Evil does not have to triumph, he reminds us, because it shouts louder. Goodness abides in unlikely places, and all souls are susceptible to that “twitch upon the thread” Evelyn Waugh wrote about in Brideshead Revisited. As Purcel frequently says, his words tolling like the Angelus: “noble mon, everything’s copacetic”…
The full article is linked here.
–Waugh also features briefly in another New Statesman article. This is a list of books nominated as book of the year by various New Statesman contributors:
Brendan Simms
I very much enjoyed John O’Beirne Ranelagh’s The Irish Republican Brotherhood, 1914-1924 (Irish Academic Press). The author is the son of a legendary member of the “Old IRA”, and interviewed many surviving members during the 1970s. He evokes a world gone by with empathy but without sentimentality, unsure whether the killing and the suffering was really worth it.
I was also completely absorbed by Dodie Smith’s 1948 novel I Capture the Castle (Vintage), which oddly I had never read before. It is an Edith Wharton meets Evelyn Waugh story about American money and English breeding with some surprises. The 2003 film version, with Romola Garai and Bill Nighy, is pretty good too.

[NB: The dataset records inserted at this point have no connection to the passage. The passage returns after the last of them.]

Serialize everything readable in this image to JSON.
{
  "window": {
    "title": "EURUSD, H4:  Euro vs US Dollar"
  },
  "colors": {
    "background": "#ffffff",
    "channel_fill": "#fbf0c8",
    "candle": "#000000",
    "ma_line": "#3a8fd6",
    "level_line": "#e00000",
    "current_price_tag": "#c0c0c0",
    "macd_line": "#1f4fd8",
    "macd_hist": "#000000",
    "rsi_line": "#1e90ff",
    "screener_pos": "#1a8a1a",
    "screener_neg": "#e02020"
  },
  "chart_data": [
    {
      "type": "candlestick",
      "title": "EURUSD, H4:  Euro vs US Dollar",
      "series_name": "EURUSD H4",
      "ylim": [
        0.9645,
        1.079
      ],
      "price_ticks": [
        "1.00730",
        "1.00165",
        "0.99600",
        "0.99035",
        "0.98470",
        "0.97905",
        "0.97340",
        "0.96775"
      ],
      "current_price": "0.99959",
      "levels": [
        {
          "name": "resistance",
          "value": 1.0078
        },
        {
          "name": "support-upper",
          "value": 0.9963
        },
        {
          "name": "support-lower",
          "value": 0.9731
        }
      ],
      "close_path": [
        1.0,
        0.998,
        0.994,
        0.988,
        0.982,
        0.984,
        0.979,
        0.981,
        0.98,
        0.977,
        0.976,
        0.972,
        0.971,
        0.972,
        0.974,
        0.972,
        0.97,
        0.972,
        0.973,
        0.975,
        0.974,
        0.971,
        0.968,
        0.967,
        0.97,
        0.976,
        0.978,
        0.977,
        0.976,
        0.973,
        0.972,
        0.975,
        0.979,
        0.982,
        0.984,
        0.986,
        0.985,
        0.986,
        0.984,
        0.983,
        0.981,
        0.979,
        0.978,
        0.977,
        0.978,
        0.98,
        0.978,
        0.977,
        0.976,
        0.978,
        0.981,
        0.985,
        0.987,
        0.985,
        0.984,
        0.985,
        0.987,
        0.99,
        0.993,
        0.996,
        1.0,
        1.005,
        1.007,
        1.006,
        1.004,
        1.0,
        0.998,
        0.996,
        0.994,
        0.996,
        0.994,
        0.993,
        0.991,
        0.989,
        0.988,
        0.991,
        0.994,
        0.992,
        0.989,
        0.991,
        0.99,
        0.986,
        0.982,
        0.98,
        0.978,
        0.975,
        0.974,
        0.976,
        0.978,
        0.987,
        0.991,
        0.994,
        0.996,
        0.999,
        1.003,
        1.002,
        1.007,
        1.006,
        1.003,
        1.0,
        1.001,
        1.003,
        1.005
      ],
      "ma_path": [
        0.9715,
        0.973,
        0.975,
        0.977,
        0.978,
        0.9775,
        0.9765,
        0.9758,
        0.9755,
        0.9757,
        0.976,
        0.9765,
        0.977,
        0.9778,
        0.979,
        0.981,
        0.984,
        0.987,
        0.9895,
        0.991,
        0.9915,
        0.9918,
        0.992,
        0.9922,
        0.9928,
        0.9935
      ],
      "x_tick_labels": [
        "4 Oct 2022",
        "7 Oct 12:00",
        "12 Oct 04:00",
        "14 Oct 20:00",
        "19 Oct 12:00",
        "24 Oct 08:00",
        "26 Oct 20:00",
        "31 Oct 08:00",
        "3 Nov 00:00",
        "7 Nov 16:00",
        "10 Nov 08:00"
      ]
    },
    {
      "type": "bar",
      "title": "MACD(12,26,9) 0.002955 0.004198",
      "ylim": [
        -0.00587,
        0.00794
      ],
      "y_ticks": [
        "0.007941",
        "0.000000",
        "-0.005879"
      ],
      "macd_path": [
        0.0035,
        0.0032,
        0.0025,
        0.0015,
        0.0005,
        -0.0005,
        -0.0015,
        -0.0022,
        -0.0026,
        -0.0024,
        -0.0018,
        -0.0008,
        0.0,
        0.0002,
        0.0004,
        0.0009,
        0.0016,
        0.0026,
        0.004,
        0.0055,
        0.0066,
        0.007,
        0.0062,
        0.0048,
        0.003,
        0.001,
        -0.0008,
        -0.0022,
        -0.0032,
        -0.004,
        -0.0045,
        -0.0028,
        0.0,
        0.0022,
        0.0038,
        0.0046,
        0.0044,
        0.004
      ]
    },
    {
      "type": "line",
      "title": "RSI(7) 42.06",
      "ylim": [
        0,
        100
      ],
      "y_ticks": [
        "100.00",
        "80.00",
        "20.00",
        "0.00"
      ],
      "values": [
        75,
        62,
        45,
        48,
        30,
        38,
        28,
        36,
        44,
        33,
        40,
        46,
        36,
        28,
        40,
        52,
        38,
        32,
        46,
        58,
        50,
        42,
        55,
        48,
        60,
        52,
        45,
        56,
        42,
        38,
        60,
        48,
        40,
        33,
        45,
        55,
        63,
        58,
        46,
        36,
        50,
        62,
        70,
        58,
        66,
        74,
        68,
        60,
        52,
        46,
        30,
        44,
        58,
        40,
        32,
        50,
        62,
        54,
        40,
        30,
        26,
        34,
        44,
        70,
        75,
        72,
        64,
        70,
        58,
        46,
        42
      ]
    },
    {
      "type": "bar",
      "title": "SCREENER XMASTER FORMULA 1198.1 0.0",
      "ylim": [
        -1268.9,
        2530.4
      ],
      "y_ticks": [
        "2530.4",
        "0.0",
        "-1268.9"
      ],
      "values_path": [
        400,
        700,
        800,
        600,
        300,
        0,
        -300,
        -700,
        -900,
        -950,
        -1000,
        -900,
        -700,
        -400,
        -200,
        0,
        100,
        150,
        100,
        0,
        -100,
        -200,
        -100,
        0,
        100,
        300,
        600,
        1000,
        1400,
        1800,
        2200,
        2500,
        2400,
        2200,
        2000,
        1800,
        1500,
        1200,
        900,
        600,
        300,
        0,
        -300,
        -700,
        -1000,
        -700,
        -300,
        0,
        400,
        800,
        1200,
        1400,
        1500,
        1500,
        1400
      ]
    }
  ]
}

Here’s a link to the entire list.
–A podcast of possible interest has been posted on the website podtail.com. Here’s a description:
Join Dr. Peter Sinclair, Professor and Chair of Languages and Literature at Sacred Heart University and Dr. William Baker, Distinguished Professor of media & entertainment at IESE Business School, Barcelona, Spain, and President Emeritus of WNET-Thirteen, New York’s public television station, for a conversation on Evelyn Waugh’s Brideshead Revisited.The Literary Catholic is a program dedicated to exploring life-changing stories from centuries of Catholic literature, a collaboration with The Guild of the Most Sacred Heart of Jesus, Sacred Heart University, and the John Paul II Center for Evangelizing Communications, Diocese of Bridgeport.
–A website called keepingupwiththe penguins.com has posted a recommendation for reading a Penguin edition of Scoop that contains several amusing and interesting comments. Here is an excerpt from the opening paragraphs:
Evelyn Waugh was the second son of Arthur Waugh, celebrated publisher-slash-literary critic, and also the brother of Alec Waugh, the popular novelist. I can only imagine the weight of family expectation on his shoulders, and the snippy conversations they had over Christmas dinners. Luckily, it would seem that Evelyn managed to out-write and out-last them both. He’s better known for his book Brideshead Revisited, but somehow Scoop, his satirical novel about sensationalist journalism and foreign correspondents, is the one that ended up on my reading list.
It’s kind of funny, really, to read a book about journalists and newspapers written before the News Of The World scandal. Scoop reads like a time capsule of the by-gone “heyday” of newspaper journalism. The protagonist is the humble (read: poor) William Boot, who lives on the very-very outskirts of London and regularly contributes over-written nature columns to The Daily Beast, a newspaper owned by the terrifying and powerful Lord Copper.
Evelyn did outlast his father but died in 1966 well before Alec, who survived his brother by more that 15 years, managing to write 7 books after Evelyn’s death.